Editor:
Anyone who depends on a bike to get from home to work to school has at one time or another feared death. It's scary. People will argue ("Critical Mass Bicycle Ride both illegal and unsafe," April 7) that Tucson is better than Seattle, or that Mountain Avenue is excellent, but the bottom line is the same: bike lanes in Tucson are inadequate, commuting is scary and people are discouraged from riding bikes. It's foolish to say that we don't have the money for decent bike lanes. The people who say this are probably the same self-satisfied people comparing Tucson to Seattle.
Look at Madison, WI. It has beautiful bike lanes downtown and near the university. People value biking there as a serious mode of transportation and they have the lanes to prove it.
Imagine Mountain Avenue-type bike lanes all over Tucson and then decide if you'd ride your bike more often. Picture yourself joining hundreds of people in your own lane Ä not just a few feet wide, and not just one day a month, but every day, all the time. You're not blocking traffic. You are traffic.
We have the money. We just need more imagination, more Critical Mass education and more cyclists on the road. We also need Mayor George Miller to stop being spineless.

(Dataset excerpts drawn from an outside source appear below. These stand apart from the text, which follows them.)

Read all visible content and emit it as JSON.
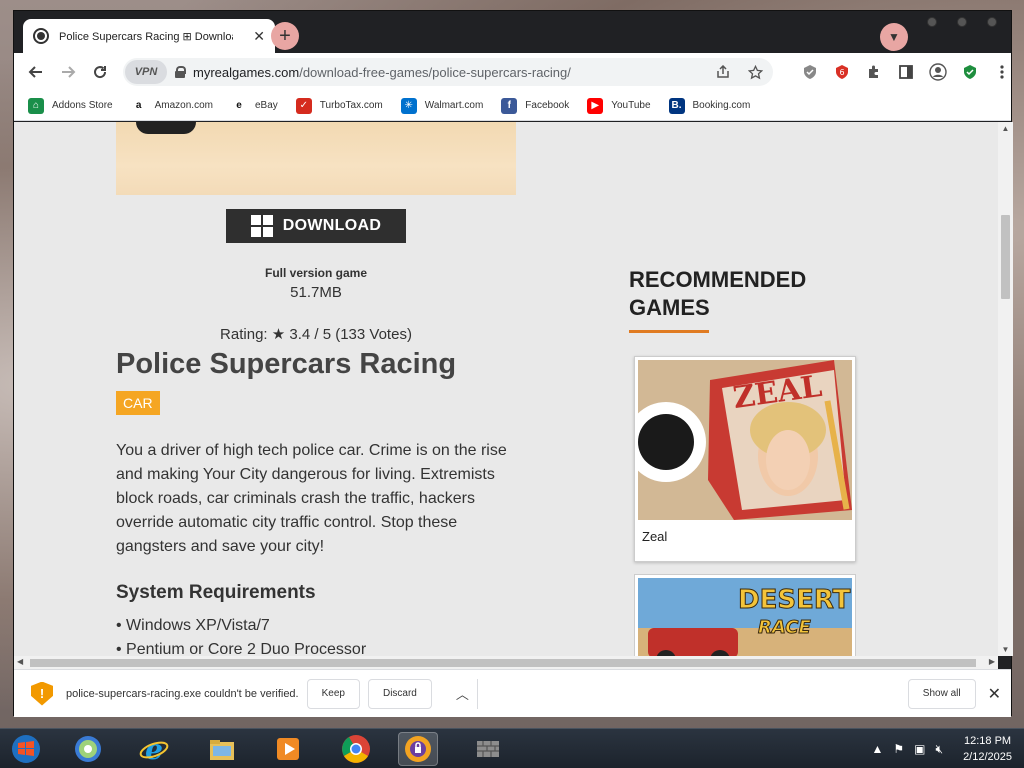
{
  "browser": {
    "tab_title": "Police Supercars Racing ⊞ Download Fre",
    "url_host": "myrealgames.com",
    "url_path": "/download-free-games/police-supercars-racing/",
    "vpn_label": "VPN"
  },
  "bookmarks": [
    {
      "label": "Addons Store",
      "icon": "addons-icon",
      "color": "#1a8f4a",
      "glyph": "⌂"
    },
    {
      "label": "Amazon.com",
      "icon": "amazon-icon",
      "color": "#ffffff",
      "glyph": "a"
    },
    {
      "label": "eBay",
      "icon": "ebay-icon",
      "color": "#ffffff",
      "glyph": "e"
    },
    {
      "label": "TurboTax.com",
      "icon": "turbotax-icon",
      "color": "#d52b1e",
      "glyph": "✓"
    },
    {
      "label": "Walmart.com",
      "icon": "walmart-icon",
      "color": "#0071ce",
      "glyph": "✳"
    },
    {
      "label": "Facebook",
      "icon": "facebook-icon",
      "color": "#3b5998",
      "glyph": "f"
    },
    {
      "label": "YouTube",
      "icon": "youtube-icon",
      "color": "#ff0000",
      "glyph": "▶"
    },
    {
      "label": "Booking.com",
      "icon": "booking-icon",
      "color": "#003580",
      "glyph": "B."
    }
  ],
  "page": {
    "download_label": "DOWNLOAD",
    "full_version": "Full version game",
    "file_size": "51.7MB",
    "rating": "Rating: ★ 3.4 / 5 (133 Votes)",
    "title": "Police Supercars Racing",
    "category": "CAR",
    "description": "You a driver of high tech police car. Crime is on the rise and making Your City dangerous for living. Extremists block roads, car criminals crash the traffic, hackers override automatic city traffic control. Stop these gangsters and save your city!",
    "sysreq_title": "System Requirements",
    "sysreq": [
      "• Windows XP/Vista/7",
      "• Pentium or Core 2 Duo Processor"
    ],
    "recommended_title": "RECOMMENDED GAMES",
    "recommended": [
      {
        "name": "Zeal"
      },
      {
        "name": ""
      }
    ],
    "accent_color": "#f5a623"
  },
  "download_bar": {
    "message": "police-supercars-racing.exe couldn't be verified.",
    "keep": "Keep",
    "discard": "Discard",
    "show_all": "Show all"
  },
  "taskbar": {
    "time": "12:18 PM",
    "date": "2/12/2025"
  }
}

His legislators and police, who denied us a Critical Mass permit under the pretense that Tucson couldn't afford one, showed up last Thursday with a helicopter, bike cops, plainclothes cops, walls of police cars, a gang unit and riot gear, to spend several hours arresting people who were riding in the bike lane.
Bikes are not second class. Real cyclists never "graduate" from their last bicycle to their first and second car. Their bike is their car. They know that eating and spewing oil from within a sealed status symbol is a rip-off compared to taking long, healthy and sustainable rides through quiet neighborhoods. They know that our bikes are friendly and our roads should be too.